Part of this prediction is the normal evolution of new software markets. Oliver points out that in many cases the tools have moved into a period of refinement rather than breakthrough innovation. This may be largely true but I still see some new genres or expansions on existing ones as I interview application suppliers for the AppGap blog.
His next major point is that bundling creates a more homogenous set of competitors. Here I completely agree. Many of the best of breed providers are moving away from their initial starting point (e.g., blog, wiki, social networking, etc.) to providing more a consolidated suite or platform. The newest entries such as smaller players like Qtask and big guys like CiscoWebEx are talking about integrated platforms. Others like Attivio are combining capabilities (business intelligence and enterprise search in their case). Even Microsoft, which announced a number of integration capabilities with best of breed vendors, is moving to adding a lot of those capabilities into Sharepoint – see upcoming Sharepoint investment areas.
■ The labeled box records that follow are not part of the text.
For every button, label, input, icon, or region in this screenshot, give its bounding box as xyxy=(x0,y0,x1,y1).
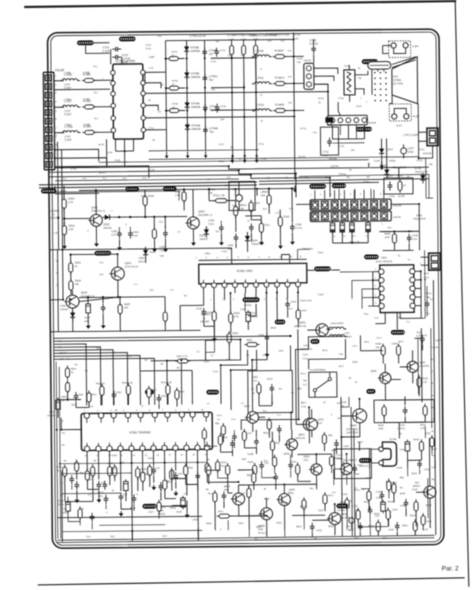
svg-text:5: 5 xyxy=(375,303,377,305)
transistor Q506 xyxy=(311,464,322,475)
IC700 pins xyxy=(111,70,116,75)
wire bus extra lines xyxy=(149,157,419,160)
wire bus step2 xyxy=(49,170,296,200)
svg-text:C519: C519 xyxy=(192,519,198,521)
svg-text:Vc: Vc xyxy=(56,285,60,287)
wire row 432 xyxy=(204,445,217,447)
svg-text:4T: 4T xyxy=(247,221,250,223)
wire left-bottom links xyxy=(64,477,66,502)
resistor R537 xyxy=(170,470,174,479)
capacitor C547 xyxy=(153,466,155,470)
capacitor C541 xyxy=(275,473,277,477)
capacitor C416 xyxy=(266,333,268,337)
wire bl extra xyxy=(62,472,132,475)
diode D304 xyxy=(245,236,250,241)
svg-text:R546: R546 xyxy=(248,461,254,464)
badge CN402 xyxy=(206,390,219,395)
wire T402 col xyxy=(372,272,374,306)
svg-text:CN703: CN703 xyxy=(331,165,339,168)
badge CN708 xyxy=(356,127,372,132)
capacitor C408b xyxy=(408,234,410,238)
resistor R426 xyxy=(229,314,233,323)
svg-text:C-4T: C-4T xyxy=(219,143,225,146)
svg-text:C3: C3 xyxy=(352,236,356,238)
svg-text:5: 5 xyxy=(136,410,138,412)
resistor R303 xyxy=(62,199,66,208)
svg-text:R52x: R52x xyxy=(263,433,269,435)
diode D704B xyxy=(185,102,190,107)
wire IC402 below xyxy=(203,293,205,305)
resistor R424 xyxy=(69,281,73,290)
svg-text:C409: C409 xyxy=(391,342,397,345)
svg-text:0.1m: 0.1m xyxy=(323,154,328,157)
svg-text:Ca4x: Ca4x xyxy=(318,293,324,296)
svg-text:Tan: Tan xyxy=(216,41,220,43)
svg-text:0.27uF: 0.27uF xyxy=(310,42,319,46)
svg-text:C434: C434 xyxy=(343,446,349,448)
svg-text:R445: R445 xyxy=(400,493,406,495)
svg-text:C71c: C71c xyxy=(259,143,265,146)
capacitor C542 xyxy=(311,523,313,527)
wire long drop C xyxy=(266,330,268,360)
capacitor C305 xyxy=(164,229,166,233)
svg-text:C705G: C705G xyxy=(209,74,218,78)
wire bottom verticals2 xyxy=(214,510,216,530)
svg-text:1uF: 1uF xyxy=(297,61,302,64)
svg-text:1W: 1W xyxy=(241,55,245,57)
svg-text:C714: C714 xyxy=(103,45,110,49)
svg-text:R532: R532 xyxy=(410,515,416,517)
badge CN709 xyxy=(332,183,346,188)
wire right-bottom rails xyxy=(341,454,344,536)
wire long rails mid-bottom xyxy=(351,407,352,536)
wire top hline1 xyxy=(99,160,369,163)
wire right rail x296 xyxy=(293,32,294,179)
svg-text:R534: R534 xyxy=(108,462,114,465)
resistor R512 xyxy=(166,385,170,394)
wire sec1 rights xyxy=(257,187,295,189)
svg-text:R453: R453 xyxy=(340,502,346,504)
resistor R548 xyxy=(302,500,306,509)
svg-text:CN702: CN702 xyxy=(304,59,312,62)
resistor R422 xyxy=(227,334,231,343)
svg-text:R303: R303 xyxy=(68,197,75,201)
resistor R532 xyxy=(74,462,78,471)
capacitor C312 xyxy=(250,223,252,227)
capacitor C706 xyxy=(204,104,206,108)
svg-text:R712: R712 xyxy=(417,159,423,162)
svg-text:R512 1.2k: R512 1.2k xyxy=(161,381,173,384)
svg-text:R-a: R-a xyxy=(100,262,104,264)
svg-text:Rq1: Rq1 xyxy=(223,437,228,439)
svg-text:Do.7: Do.7 xyxy=(339,366,345,368)
svg-text:GM41B: GM41B xyxy=(191,49,200,53)
svg-text:2: 2 xyxy=(55,84,57,87)
transistor Q401 xyxy=(316,324,329,337)
svg-text:b: b xyxy=(125,224,127,226)
svg-text:+9V: +9V xyxy=(89,406,94,408)
wire CN100 pin rows xyxy=(54,80,64,82)
capacitor C531 xyxy=(76,481,78,485)
svg-text:B-OUT: B-OUT xyxy=(99,171,107,174)
transistor Q504 xyxy=(261,508,273,520)
svg-text:Par. 2: Par. 2 xyxy=(442,565,459,572)
svg-text:C715: C715 xyxy=(339,146,345,148)
svg-text:C450: C450 xyxy=(376,498,382,500)
svg-text:6: 6 xyxy=(264,299,266,301)
sub box C419 xyxy=(248,370,293,412)
wire gun leads xyxy=(392,57,416,65)
svg-text:7: 7 xyxy=(55,127,57,130)
transformer T701 core xyxy=(344,70,355,95)
svg-text:1: 1 xyxy=(310,194,312,196)
svg-text:C-9: C-9 xyxy=(275,213,279,215)
svg-text:10: 10 xyxy=(201,409,204,411)
svg-text:Ch: Ch xyxy=(88,494,92,496)
svg-text:4.7k: 4.7k xyxy=(68,200,74,204)
svg-text:5: 5 xyxy=(350,194,352,196)
svg-text:C71x: C71x xyxy=(219,160,225,163)
svg-text:R432: R432 xyxy=(246,339,253,342)
wire q cluster links xyxy=(384,393,386,400)
svg-text:C-w: C-w xyxy=(374,318,378,320)
svg-text:C71b: C71b xyxy=(220,105,226,108)
svg-text:Ri: Ri xyxy=(112,490,115,492)
svg-text:D702B: D702B xyxy=(191,45,199,49)
svg-text:R-0808: R-0808 xyxy=(275,103,284,107)
svg-text:R538: R538 xyxy=(300,506,306,508)
capacitor C503 xyxy=(113,391,115,395)
capacitor C512 xyxy=(66,502,71,511)
inductor L700 row xyxy=(60,79,80,81)
svg-text:C527: C527 xyxy=(348,530,354,532)
resistor R521 xyxy=(322,435,326,444)
capacitor C561 xyxy=(261,461,263,465)
wire Q503 net xyxy=(227,475,229,493)
svg-text:C701: C701 xyxy=(294,33,300,36)
svg-text:2.2uF: 2.2uF xyxy=(64,86,71,90)
wire ladder col2 xyxy=(186,40,189,140)
svg-text:R435: R435 xyxy=(331,450,337,452)
wire bl links xyxy=(68,521,80,523)
resistor R552 xyxy=(108,467,112,476)
wire CN706 feeds xyxy=(314,190,316,199)
svg-text:D410: D410 xyxy=(357,442,363,444)
svg-text:8: 8 xyxy=(55,135,57,138)
wire center drops xyxy=(289,345,291,370)
connector CN706 xyxy=(310,199,391,210)
wire amp1 right drop xyxy=(256,189,258,196)
svg-text:4: 4 xyxy=(340,194,342,196)
badge section3 xyxy=(163,186,177,191)
svg-text:Cf: Cf xyxy=(141,406,144,408)
svg-text:5: 5 xyxy=(238,257,240,259)
wire right drops to IC501 xyxy=(241,419,299,430)
resistor R549 xyxy=(323,495,327,504)
resistor R519 xyxy=(100,386,104,395)
svg-text:R-0805: R-0805 xyxy=(275,49,284,53)
resistor R439 xyxy=(392,484,396,493)
wire IC700 bottom drops xyxy=(105,139,107,166)
resistor R535 xyxy=(136,468,140,477)
wire Q401 base xyxy=(307,329,315,331)
svg-text:L700D: L700D xyxy=(64,124,71,127)
wire amp1 input xyxy=(63,209,65,225)
svg-text:L402 3.3mH: L402 3.3mH xyxy=(330,322,343,325)
svg-text:R526: R526 xyxy=(328,526,334,528)
svg-text:R311 1.2k: R311 1.2k xyxy=(213,193,225,197)
svg-text:1: 1 xyxy=(360,98,362,100)
svg-text:CN708: CN708 xyxy=(368,122,376,125)
resistor R513 xyxy=(87,393,91,402)
svg-text:Cj: Cj xyxy=(184,493,187,495)
svg-text:B3: B3 xyxy=(129,356,133,358)
capacitor C704 xyxy=(204,48,206,52)
svg-text:Q302: Q302 xyxy=(198,209,205,213)
wire T402 left wires xyxy=(340,271,373,273)
svg-text:2: 2 xyxy=(366,102,368,104)
svg-text:0.47m: 0.47m xyxy=(295,227,302,230)
svg-text:KSC945C: KSC945C xyxy=(419,366,430,368)
svg-text:R447: R447 xyxy=(426,505,432,507)
capacitor C504 xyxy=(158,394,160,398)
svg-text:R439: R439 xyxy=(354,474,360,476)
wire divider right extra xyxy=(259,179,429,182)
svg-text:C442: C442 xyxy=(424,469,430,471)
diode D707 xyxy=(379,149,384,154)
svg-text:RGP: RGP xyxy=(353,362,358,364)
svg-text:2.2uF: 2.2uF xyxy=(64,110,71,113)
capacitor C308 xyxy=(291,223,293,227)
svg-text:D704B: D704B xyxy=(191,71,199,75)
svg-text:B+: B+ xyxy=(153,140,157,142)
svg-text:x5: x5 xyxy=(323,402,326,404)
svg-text:L701B: L701B xyxy=(256,49,264,53)
svg-text:C415: C415 xyxy=(240,308,246,311)
resistor R708G xyxy=(242,45,246,54)
capacitor C513 xyxy=(91,513,93,517)
svg-text:x3: x3 xyxy=(260,121,263,123)
svg-text:B+: B+ xyxy=(231,146,235,149)
svg-text:Rv2: Rv2 xyxy=(354,537,359,540)
resistor R507 xyxy=(178,359,188,363)
capacitor C41O xyxy=(349,518,355,524)
svg-text:(MPSA-42): (MPSA-42) xyxy=(294,325,306,328)
svg-text:R520: R520 xyxy=(206,523,212,525)
capacitor C582 xyxy=(133,494,135,498)
svg-text:Ho: Ho xyxy=(247,355,251,357)
svg-text:7P: 7P xyxy=(349,169,352,172)
svg-text:uPA07: uPA07 xyxy=(61,396,68,399)
resistor R456 xyxy=(386,510,390,519)
svg-text:7: 7 xyxy=(162,410,164,412)
svg-text:4: 4 xyxy=(55,101,57,104)
resistor R441 xyxy=(367,491,371,500)
svg-text:SDA: SDA xyxy=(279,350,284,353)
wire fill right xyxy=(421,396,423,402)
svg-text:R-2: R-2 xyxy=(94,92,98,94)
op-amp T402 IC xyxy=(380,265,414,313)
svg-text:Tp: Tp xyxy=(398,255,401,257)
wire fill bottom xyxy=(248,530,250,537)
capacitor C714 xyxy=(112,48,116,50)
transistor Q502 xyxy=(306,418,318,430)
svg-text:TRANSTOP: TRANSTOP xyxy=(413,218,426,221)
svg-text:R-1: R-1 xyxy=(94,66,98,68)
svg-text:Ra21: Ra21 xyxy=(150,251,156,254)
svg-text:1: 1 xyxy=(210,299,212,301)
svg-text:2.2uF: 2.2uF xyxy=(64,112,71,116)
svg-text:C4.1: C4.1 xyxy=(352,346,358,348)
svg-text:Gm: Gm xyxy=(288,102,292,104)
svg-text:x2: x2 xyxy=(260,95,263,97)
svg-text:c: c xyxy=(111,210,113,212)
svg-text:47k: 47k xyxy=(268,40,273,43)
badge CN703 xyxy=(309,184,326,189)
resistor R522 xyxy=(221,426,225,435)
svg-text:R-b: R-b xyxy=(100,274,104,276)
wire rb rails xyxy=(348,397,350,407)
wire ladder rail xyxy=(165,41,168,141)
page right edge xyxy=(455,1,469,587)
capacitor C534 xyxy=(160,482,162,486)
resistor R574 xyxy=(207,466,211,475)
capacitor C520 xyxy=(278,425,280,429)
svg-text:R522: R522 xyxy=(256,527,262,529)
wire right col drops xyxy=(418,230,420,250)
svg-text:R540: R540 xyxy=(264,499,270,501)
resistor R455 xyxy=(356,510,360,519)
svg-text:2: 2 xyxy=(320,194,322,196)
svg-text:SW: SW xyxy=(303,380,308,382)
svg-text:D304: D304 xyxy=(251,239,258,242)
svg-text:GM41B: GM41B xyxy=(191,75,200,79)
wire sec2 out xyxy=(118,296,165,298)
svg-text:0.1m: 0.1m xyxy=(412,238,417,241)
svg-text:B1: B1 xyxy=(347,177,351,179)
svg-text:Cd: Cd xyxy=(251,389,255,391)
wire top right rails xyxy=(425,158,427,198)
resistor R306 xyxy=(143,196,147,205)
svg-text:1uF: 1uF xyxy=(351,150,356,152)
svg-text:Ra.2: Ra.2 xyxy=(221,465,227,468)
svg-text:6: 6 xyxy=(360,194,362,196)
svg-text:R519 1k: R519 1k xyxy=(96,382,106,385)
svg-text:1uF: 1uF xyxy=(209,52,214,56)
svg-text:5: 5 xyxy=(55,110,57,113)
svg-text:R507 4.7k: R507 4.7k xyxy=(177,355,189,358)
svg-text:2.2uF: 2.2uF xyxy=(64,135,71,138)
wire junction dots xyxy=(165,58,167,60)
capacitor C532 xyxy=(104,481,106,485)
svg-text:R-0: R-0 xyxy=(159,222,163,224)
resistor R562 xyxy=(272,457,276,466)
CRT base dots xyxy=(374,72,376,74)
resistor R423a xyxy=(69,263,73,272)
resistor R554 xyxy=(163,480,167,489)
svg-text:D707: D707 xyxy=(387,147,394,151)
transistor Q303 xyxy=(111,267,124,280)
wire IC402 area links xyxy=(204,325,214,327)
svg-text:C537: C537 xyxy=(318,510,324,512)
svg-text:5V: 5V xyxy=(64,461,67,463)
wire q-pocket2 xyxy=(186,483,198,485)
svg-text:R5x: R5x xyxy=(328,435,333,437)
svg-text:B4: B4 xyxy=(145,360,149,362)
svg-text:GM41B: GM41B xyxy=(199,238,208,241)
resistor R700 row xyxy=(84,78,93,82)
svg-text:4.7k: 4.7k xyxy=(234,315,240,318)
svg-text:C707: C707 xyxy=(408,146,415,150)
capacitor C570 xyxy=(231,440,233,444)
wire border mid xyxy=(421,256,429,258)
svg-text:C502: C502 xyxy=(78,394,84,396)
svg-text:C436: C436 xyxy=(399,449,405,451)
wire ladder right joins xyxy=(256,56,258,59)
svg-text:BF819: BF819 xyxy=(413,485,421,488)
svg-text:Rz2: Rz2 xyxy=(110,535,115,538)
svg-text:KSC: KSC xyxy=(318,423,323,425)
svg-text:0.1m: 0.1m xyxy=(211,60,216,63)
badge below T402 xyxy=(391,330,405,335)
box CN704 xyxy=(320,127,338,155)
wire IC501 bottom rails xyxy=(61,472,64,542)
svg-text:9V: 9V xyxy=(94,460,97,462)
wire D707 net xyxy=(381,139,383,148)
resistor R436 xyxy=(396,346,400,355)
svg-text:C539: C539 xyxy=(282,503,288,505)
svg-text:L701D: L701D xyxy=(256,103,264,107)
capacitor C583 xyxy=(419,460,421,464)
inductor L402 xyxy=(326,327,346,329)
svg-text:2.2uF: 2.2uF xyxy=(64,83,71,86)
capacitor C421 bank xyxy=(330,223,335,232)
svg-text:Q502: Q502 xyxy=(318,418,325,421)
svg-text:Vo: Vo xyxy=(263,355,266,357)
connector CN100 xyxy=(43,72,54,170)
svg-text:FCSC-G: FCSC-G xyxy=(258,533,267,535)
svg-text:In: In xyxy=(63,223,66,225)
svg-text:R-f: R-f xyxy=(184,295,187,297)
badge sec2 xyxy=(95,251,112,256)
svg-text:Q303: Q303 xyxy=(125,261,132,265)
capacitor C715 xyxy=(112,56,116,58)
badge D409 xyxy=(359,458,372,463)
svg-text:4T8: 4T8 xyxy=(160,255,165,258)
badge T402 xyxy=(364,254,379,259)
svg-text:25V: 25V xyxy=(387,228,392,230)
svg-text:GM41B: GM41B xyxy=(191,127,200,131)
svg-text:10k: 10k xyxy=(375,346,380,349)
svg-text:Q410: Q410 xyxy=(419,361,426,364)
svg-text:B2: B2 xyxy=(367,177,371,179)
svg-text:x1: x1 xyxy=(260,69,263,71)
svg-text:22-TC01: 22-TC01 xyxy=(393,81,404,85)
resistor R571 xyxy=(242,431,246,440)
svg-text:17: 17 xyxy=(169,455,172,457)
transistor Q304 xyxy=(66,295,79,308)
capacitor C702 xyxy=(313,45,315,49)
svg-text:Ca6: Ca6 xyxy=(123,494,128,496)
capacitor C417 xyxy=(246,312,251,321)
svg-text:0.1m: 0.1m xyxy=(356,105,361,108)
svg-text:FBp: FBp xyxy=(400,477,405,479)
svg-text:R534: R534 xyxy=(374,514,380,516)
svg-text:18: 18 xyxy=(157,455,160,457)
svg-text:Tan: Tan xyxy=(209,78,214,82)
svg-text:15: 15 xyxy=(193,454,196,456)
svg-text:C521: C521 xyxy=(238,523,244,525)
Oliver then talks about subsumption (a word surprisingly not liked in the Microsoft spell checker) which is an extension of bundling. He writes, “Microsoft and SAP, are rolling Web 2.0 features into existing software packages; in many cases, they are providing the technology at no extra cost. Microsoft, for example, bundles lightweight blogging and wiki tools into SharePoint.” My recent experiences with Sharepoint implementers supports this idea.
Getting down to details, Oliver predicts the price for blogs and wikis will fall the most. They were part of the original selection of web 2.0 tools so this makes sense, especially as other tools have picked up some of their breakthrough functions like project management. He says that social networking will follow blogs and wikis and become commoditized with Sharepoint being a major reason. On the brighter side, Oliver predicts that mashups will continue to grow in maturity and use. Once again I agree with Oliver as mashups become more of the underlying plumbing in enterprise 2.0 tools like Deki for CRM. Mashup providers like Serena should do well as they refine their offering and firms like Nexaweb that use mashups for deep enterprise application integrations should also do well.
There is much more and I recommend the report. I wonder how these trends that support some falling process might intersect with the potential for increased demand that Jevon mentions and I referenced in the opening paragraph of this post.